On Monday, I wrote about my wedding hair test run, but what I failed to mention was how long it’s taken me to decide what exactly I wanted to do with my hair for the wedding. A couple months ago, I bought this vintage headpiece on Etsy. It really does look cute, but it clashed with the bouquet I’ve spent months making! Taking matters into my own hands, I decided to try making a hairpiece myself.
Trying to get inspired for the design of this hairpiece, I started monkeying around with some 1.5 inch wide ribbon I had left over from my ribbon wall (I got it at Walmart, but can’t for the LIFE of me find this same product online). Pleating the ribbon and sewing it into a circle, I decided what to do.
Returning to Lamb’s Gate Antiques, the store where I bought my wedding jewelry, I talked with the shop owner about my hairpiece idea. I just needed to find a brooch for it that complimented my jewelry. Lucky for me, the shop owner is amazing and showed me a few options, two of which I bought to experiment with.
a few inches of wide ribbon
1/2 yard tulle
ironing board (or a couple folded towels)
Make a base for your hairpiece. This is what I used my pinwheel for, but I found this list of ribbon how to’s that could work for your hairpiece’s base.

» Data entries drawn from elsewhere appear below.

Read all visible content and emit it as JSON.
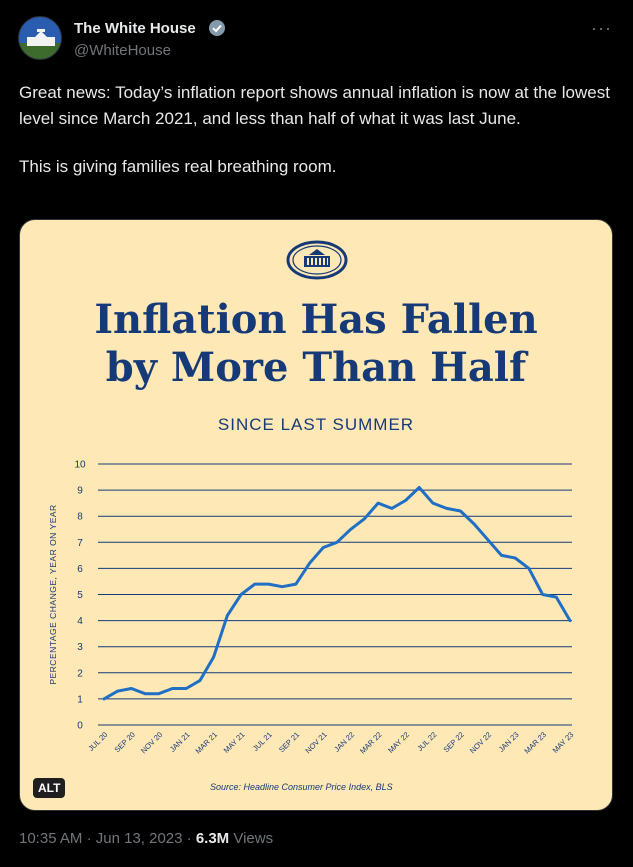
{
  "account": {
    "name": "The White House",
    "handle": "@WhiteHouse",
    "more_icon": "more-horizontal-icon",
    "verified_icon": "verified-badge-icon"
  },
  "tweet": {
    "text_paragraphs": [
      "Great news: Today’s inflation report shows annual inflation is now at the lowest level since March 2021, and less than half of what it was last June.",
      "This is giving families real breathing room."
    ],
    "time": "10:35 AM",
    "separator": "·",
    "date": "Jun 13, 2023",
    "views_count": "6.3M",
    "views_label": "Views"
  },
  "image": {
    "alt_badge": "ALT",
    "title_line1": "Inflation Has Fallen",
    "title_line2": "by More Than Half",
    "subtitle": "SINCE LAST SUMMER",
    "source": "Source: Headline Consumer Price Index, BLS"
  },
  "colors": {
    "background": "#000000",
    "card_bg": "#fee8b6",
    "navy": "#163a78",
    "line_blue": "#1f6fc5"
  },
  "chart_data": {
    "type": "line",
    "ylabel": "PERCENTAGE CHANGE, YEAR ON YEAR",
    "ylim": [
      0,
      10
    ],
    "yticks": [
      0,
      1,
      2,
      3,
      4,
      5,
      6,
      7,
      8,
      9,
      10
    ],
    "grid": true,
    "x": [
      "JUL 20",
      "AUG 20",
      "SEP 20",
      "OCT 20",
      "NOV 20",
      "DEC 20",
      "JAN 21",
      "FEB 21",
      "MAR 21",
      "APR 21",
      "MAY 21",
      "JUN 21",
      "JUL 21",
      "AUG 21",
      "SEP 21",
      "OCT 21",
      "NOV 21",
      "DEC 21",
      "JAN 22",
      "FEB 22",
      "MAR 22",
      "APR 22",
      "MAY 22",
      "JUN 22",
      "JUL 22",
      "AUG 22",
      "SEP 22",
      "OCT 22",
      "NOV 22",
      "DEC 22",
      "JAN 23",
      "FEB 23",
      "MAR 23",
      "APR 23",
      "MAY 23"
    ],
    "xtick_labels": [
      "JUL 20",
      "SEP 20",
      "NOV 20",
      "JAN 21",
      "MAR 21",
      "MAY 21",
      "JUL 21",
      "SEP 21",
      "NOV 21",
      "JAN 22",
      "MAR 22",
      "MAY 22",
      "JUL 22",
      "SEP 22",
      "NOV 22",
      "JAN 23",
      "MAR 23",
      "MAY 23"
    ],
    "values": [
      1.0,
      1.3,
      1.4,
      1.2,
      1.2,
      1.4,
      1.4,
      1.7,
      2.6,
      4.2,
      5.0,
      5.4,
      5.4,
      5.3,
      5.4,
      6.2,
      6.8,
      7.0,
      7.5,
      7.9,
      8.5,
      8.3,
      8.6,
      9.1,
      8.5,
      8.3,
      8.2,
      7.7,
      7.1,
      6.5,
      6.4,
      6.0,
      5.0,
      4.9,
      4.0
    ]
  }
}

Plug in your iron to warm up, and set it at a medium to low heat level. Cut out a piece of your tulle. Mine was approximately 5 inches by 7 inches. The tulle I had on hand wasn’t particularly stiff, so I had to get creative when I decided I wanted to pleat it.
Using straight pins and a pin cushion, I pinned each pleat to the pin cushion as I made it. This process is more easily described through pictures:
Once your tulle is all pleated, pin it to your ironing board (or towels). Carefully iron one half of your pleated tulle, pin the ironed half to the board, and then iron the other half. When you feel like you’ve solidified your pleats, grab one end of your pleated tulle and fan it out, as shown.
Sew your tulle fan to secure its pleats, and sew the fan to your pinwheel (or whatever you made for a base). I sewed my fan to one side of the pinwheel, drew my thread through the center of the pinwheel, and sewed a little more on the back of the pinwheel before knotting my thread. Don’t cut your thread; you’ll need it for attaching the hair comb. Turn your work over and pin your brooch over the stitches on the front side of your hairpiece.
Grab your hair comb, and sew it to the back of your hairpiece. Be careful of the placement when you attach the comb. The direction the comb lays dictates how the hairpiece will sit on your head.
As far as comb placement goes, I guessed the best I could, but I brought my hairpiece to show my stylist to get her input on how it would work in practice. I got a lot of compliments from other stylists at the salon on Saturday, which I’m thinking means I hit a home run! :)
PS: My wedding is exactly one month from tomorrow. Holy cow!